Le mécanisme de recouvrement des charges de copropriété est l’un des plus efficaces du droit français, et il faut le connaître avant de décider de ne pas payer. La loi organise une exigibilité immédiate de toute la dette : « A défaut du versement à sa date d’exigibilité d’une provision due au titre de l’article 14-1, et après mise en demeure restée infructueuse passé un délai de trente jours, les autres provisions non encore échues en application du même article 14-1 ainsi que les sommes restant dues appelées au titre des exercices précédents après approbation des comptes deviennent immédiatement exigibles. » Concrètement, si vous ne payez pas l’appel du quatrième trimestre dans les trente jours de la mise en demeure, le syndic peut exiger d’un coup toutes les provisions de l’année et tous les arriérés des exercices précédents. Le juge saisi statue vite : « Le président du tribunal judiciaire statuant selon la procédure accélérée au fond, après avoir constaté, selon le cas, l’approbation par l’assemblée générale des copropriétaires du budget prévisionnel, des travaux ou des comptes annuels, ainsi que la défaillance du copropriétaire, condamne ce dernier au paiement des provisions ou sommes exigibles. » Et ce régime vaut aussi pour le fonds de travaux, puisque « Le présent article est applicable aux cotisations du fonds de travaux mentionné à l’article 14-2-1. » Refuser de payer un appel régulier, c’est donc s’exposer à une condamnation rapide pour l’intégralité de la dette, avec les intérêts et souvent des dommages et intérêts.
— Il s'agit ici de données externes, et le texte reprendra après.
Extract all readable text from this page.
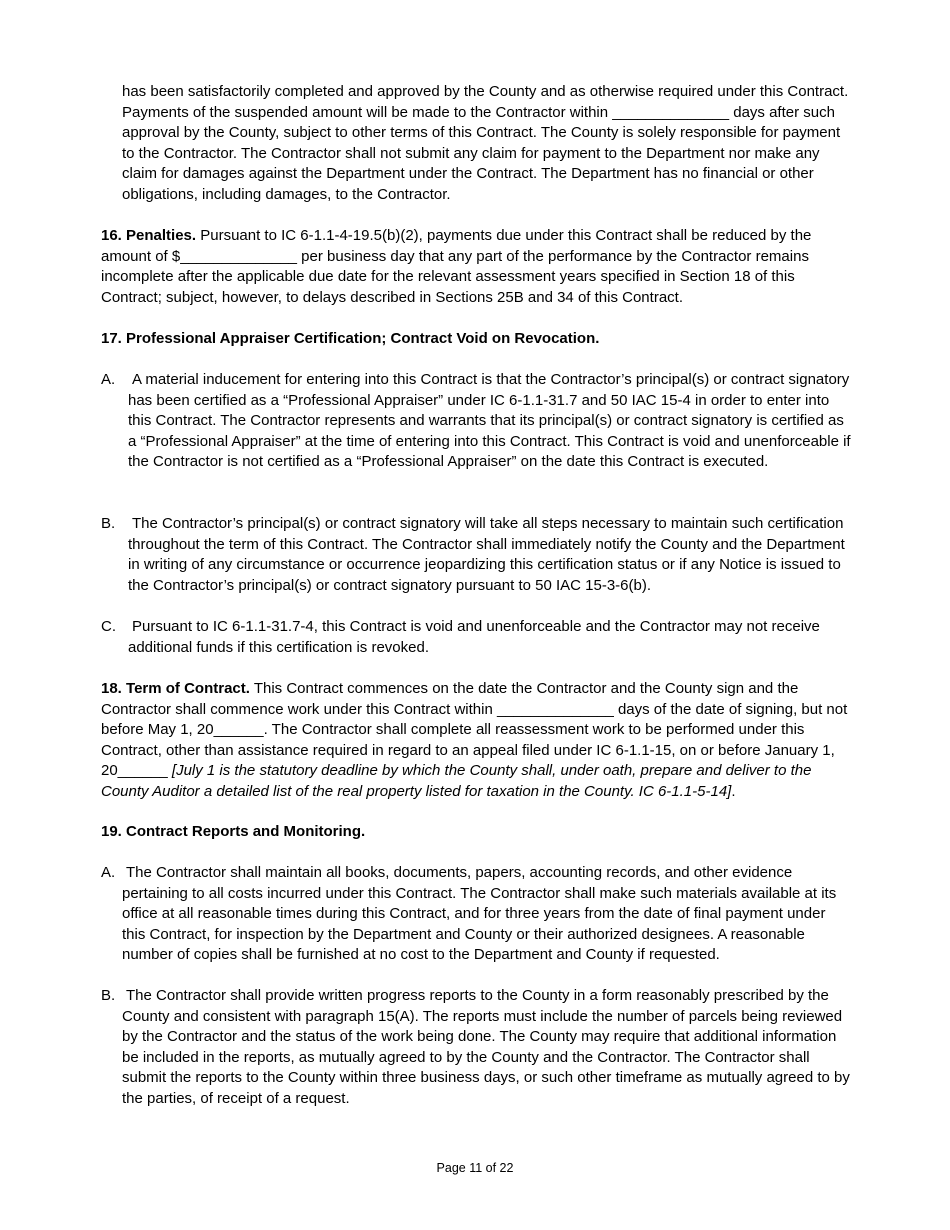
has been satisfactorily completed and approved by the County and as otherwise required under this Contract. Payments of the suspended amount will be made to the Contractor within ______________ days after such approval by the County, subject to other terms of this Contract. The County is solely responsible for payment to the Contractor. The Contractor shall not submit any claim for payment to the Department nor make any claim for damages against the Department under the Contract. The Department has no financial or other obligations, including damages, to the Contractor.

16. Penalties. Pursuant to IC 6-1.1-4-19.5(b)(2), payments due under this Contract shall be reduced by the amount of $______________ per business day that any part of the performance by the Contractor remains incomplete after the applicable due date for the relevant assessment years specified in Section 18 of this Contract; subject, however, to delays described in Sections 25B and 34 of this Contract.

17. Professional Appraiser Certification; Contract Void on Revocation.

A.	A material inducement for entering into this Contract is that the Contractor’s principal(s) or contract signatory has been certified as a “Professional Appraiser” under IC 6-1.1-31.7 and 50 IAC 15-4 in order to enter into this Contract. The Contractor represents and warrants that its principal(s) or contract signatory is certified as a “Professional Appraiser” at the time of entering into this Contract. This Contract is void and unenforceable if the Contractor is not certified as a “Professional Appraiser” on the date this Contract is executed.

B.	The Contractor’s principal(s) or contract signatory will take all steps necessary to maintain such certification throughout the term of this Contract. The Contractor shall immediately notify the County and the Department in writing of any circumstance or occurrence jeopardizing this certification status or if any Notice is issued to the Contractor’s principal(s) or contract signatory pursuant to 50 IAC 15-3-6(b).

C.	Pursuant to IC 6-1.1-31.7-4, this Contract is void and unenforceable and the Contractor may not receive additional funds if this certification is revoked.

18. Term of Contract. This Contract commences on the date the Contractor and the County sign and the Contractor shall commence work under this Contract within ______________ days of the date of signing, but not before May 1, 20______. The Contractor shall complete all reassessment work to be performed under this Contract, other than assistance required in regard to an appeal filed under IC 6-1.1-15, on or before January 1, 20______ [July 1 is the statutory deadline by which the County shall, under oath, prepare and deliver to the County Auditor a detailed list of the real property listed for taxation in the County. IC 6-1.1-5-14].

19. Contract Reports and Monitoring.

A. The Contractor shall maintain all books, documents, papers, accounting records, and other evidence pertaining to all costs incurred under this Contract. The Contractor shall make such materials available at its office at all reasonable times during this Contract, and for three years from the date of final payment under this Contract, for inspection by the Department and County or their authorized designees. A reasonable number of copies shall be furnished at no cost to the Department and County if requested.

B. The Contractor shall provide written progress reports to the County in a form reasonably prescribed by the County and consistent with paragraph 15(A). The reports must include the number of parcels being reviewed by the Contractor and the status of the work being done. The County may require that additional information be included in the reports, as mutually agreed to by the County and the Contractor. The Contractor shall submit the reports to the County within three business days, or such other timeframe as mutually agreed to by the parties, of receipt of a request.

Page 11 of 22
Mais cette arme redoutable est encadrée, et la Cour de cassation vient de le rappeler à deux reprises en 2026. D’abord, la mise en demeure doit être précise : saisie sur avis, la troisième chambre civile a jugé « la mise en demeure visée à l’article précité, qui constitue le préalable nécessaire à l’introduction de l’instance sur le fondement de ce texte, doit indiquer avec précision la nature et le montant des provisions réclamées, à peine d’irrecevabilité de la demande. » Une mise en demeure globale qui réclame une somme forfaitaire sans détailler les provisions, les exercices et les travaux concernés ne permet pas au syndic d’agir en justice. Dans l’arrêt du 18 juin 2026, la Cour a ainsi cassé une condamnation de plus de 77 000 euros parce que la cour d’appel n’avait pas vérifié « si la mise en demeure du 11 juin 2021 détaillait le montant des provisions dues au titre de l’article 14-1 de la loi du 10 juillet 1965 restées impayées, ni constater la défaillance de Mme [O] dans le règlement desdites sommes dans le mois suivant la mise en demeure ». Si la mise en demeure que vous recevez se borne à un montant global sans ventilation, contestez sa régularité par écrit : c’est un moyen d’irrecevabilité que le juge doit examiner.

Ensuite, le syndic ne peut pas tout réclamer d’un coup sans respecter le périmètre de chaque mise en demeure. Dans un second arrêt du 15 janvier 2026, la Cour a jugé « le syndicat des copropriétaires n’est recevable à agir sur le fondement de l’article 19-2 de la loi du 10 juillet 1965 qu’en paiement de provisions dues au titre de l’article 14-1 ou du I de l’article 14-2, ayant fait l’objet d’une mise en demeure », ajoutant qu’il ne peut réclamer les provisions des exercices postérieurs que s’il justifie d’une nouvelle mise en demeure pour une provision restée impayée. Autrement dit, chaque vague d’appels impayés doit faire l’objet de sa propre mise en demeure détaillée. Face à une assignation qui empile plusieurs années de charges, vérifiez année par année quelle mise en demeure couvre quelles sommes : les exercices non visés par une mise en demeure régulière doivent être écartés. Cette vérification se fait pièces en main, mise en demeure contre décompte, et elle réduit souvent la dette réclamée de façon substantielle.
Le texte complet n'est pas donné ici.